Earlier this month, it was exciting to announce Stigma Stand Down (SSD), a Colorado-wide initiative to confront stigma, break down barriers, and foster resilience among service members,veterans, and families. Inspired by military “safety stand-downs,” SSD asks leaders and communities to pause, learn, and act – together. Here’s what that looks like in practice:
• Education & resources built for real life: practical, no-jargon webinars and short videos on gambling disorder, mental health, financial literacy, and stigma reduction—mobile-first and ready for leaders, families, and providers to use immediately.
• Free, confidential care through our partnership with Kindbridge Behavioral Health, a specialized telehealth provider for gaming, gambling, and mental health. If a self-check lights up concern, help is a click away, not a maze of referrals and funnel of fear for one’s career.
• Statewide outreach that reaches rural and under-served communities, including veteran-led stories, on-base and community distributions, and targeted campaigns designed to normalize help-seeking as a sign of strength.
• Anonymous self-assessment via a modified Brief Biosocial Gambling Screener, with quick feedback that can turn uncertainty into a tangible plan.
All of it is built on the momentum of MRAP, 50×4 Vets, and our wider military work, ultimately translating into a Colorado-specific effort to shift norms and open doors.
We’re grateful for the partners who made SSD possible. The Colorado Department of Gaming has been an essential public anchor, enabling a statewide, evidence-based response with mental health at the center. Kindbridge Behavioral Health is the clinical backbone that turns “immediate, confidential care” into reality. FanDuel’s support powers 24/7 coverage on 1-844-FREEVET, our military helpline, in Colorado. And Cactus Advertising Agency has been our creative engine, crafting messages that honor military culture while challenging the silence that harms it. We’re proud of this coalition and eager to welcome more allies who share our commitment to service members and their families.
Most of all, we’re excited about what’s to come. Colorado gives us a proving ground to show that if you pair fast-track care and culturally attuned storytelling, you can move the needle, on shame, on help-seeking, and on recovery. Culture change doesn’t happen in a single announcement; it happens because communities choose to stand down from stigma and stand up for one another.
If you’re a leader, bookmark the SSD resource hub and build a five-minute talk into your next formation or team meeting.

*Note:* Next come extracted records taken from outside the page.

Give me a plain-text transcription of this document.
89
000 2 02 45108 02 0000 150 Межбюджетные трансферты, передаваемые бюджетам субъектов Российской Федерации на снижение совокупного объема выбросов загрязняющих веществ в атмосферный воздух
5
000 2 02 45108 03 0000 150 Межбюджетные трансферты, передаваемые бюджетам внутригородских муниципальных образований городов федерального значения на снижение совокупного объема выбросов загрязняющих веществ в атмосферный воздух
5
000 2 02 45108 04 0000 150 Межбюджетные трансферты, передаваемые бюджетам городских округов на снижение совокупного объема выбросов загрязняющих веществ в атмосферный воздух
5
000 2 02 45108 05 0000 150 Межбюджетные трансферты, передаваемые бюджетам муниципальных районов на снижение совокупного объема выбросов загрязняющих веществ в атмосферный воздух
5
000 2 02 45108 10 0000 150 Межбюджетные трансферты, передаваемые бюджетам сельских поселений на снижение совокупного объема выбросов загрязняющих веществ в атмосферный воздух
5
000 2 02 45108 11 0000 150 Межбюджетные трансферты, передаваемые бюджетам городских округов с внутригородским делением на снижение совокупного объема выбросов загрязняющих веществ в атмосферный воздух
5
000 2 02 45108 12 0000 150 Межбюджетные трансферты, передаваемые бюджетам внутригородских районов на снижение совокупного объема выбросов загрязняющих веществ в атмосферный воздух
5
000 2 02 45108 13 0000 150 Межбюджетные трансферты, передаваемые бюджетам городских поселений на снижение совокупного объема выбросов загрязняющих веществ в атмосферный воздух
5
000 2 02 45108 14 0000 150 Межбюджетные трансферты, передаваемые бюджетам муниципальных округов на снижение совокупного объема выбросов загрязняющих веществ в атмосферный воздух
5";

If you’re a spouse or friend worried about someone you love, encourage them to take the self-check. If you’re a provider, plug our materials into your intake and screening flow. Small actions, repeated, become protective culture.
From Panzerkaserne to the Front Range, the message is the same: strength is asking for help, and we’re here to make that easier, faster, and more private than ever. Let’s get to work.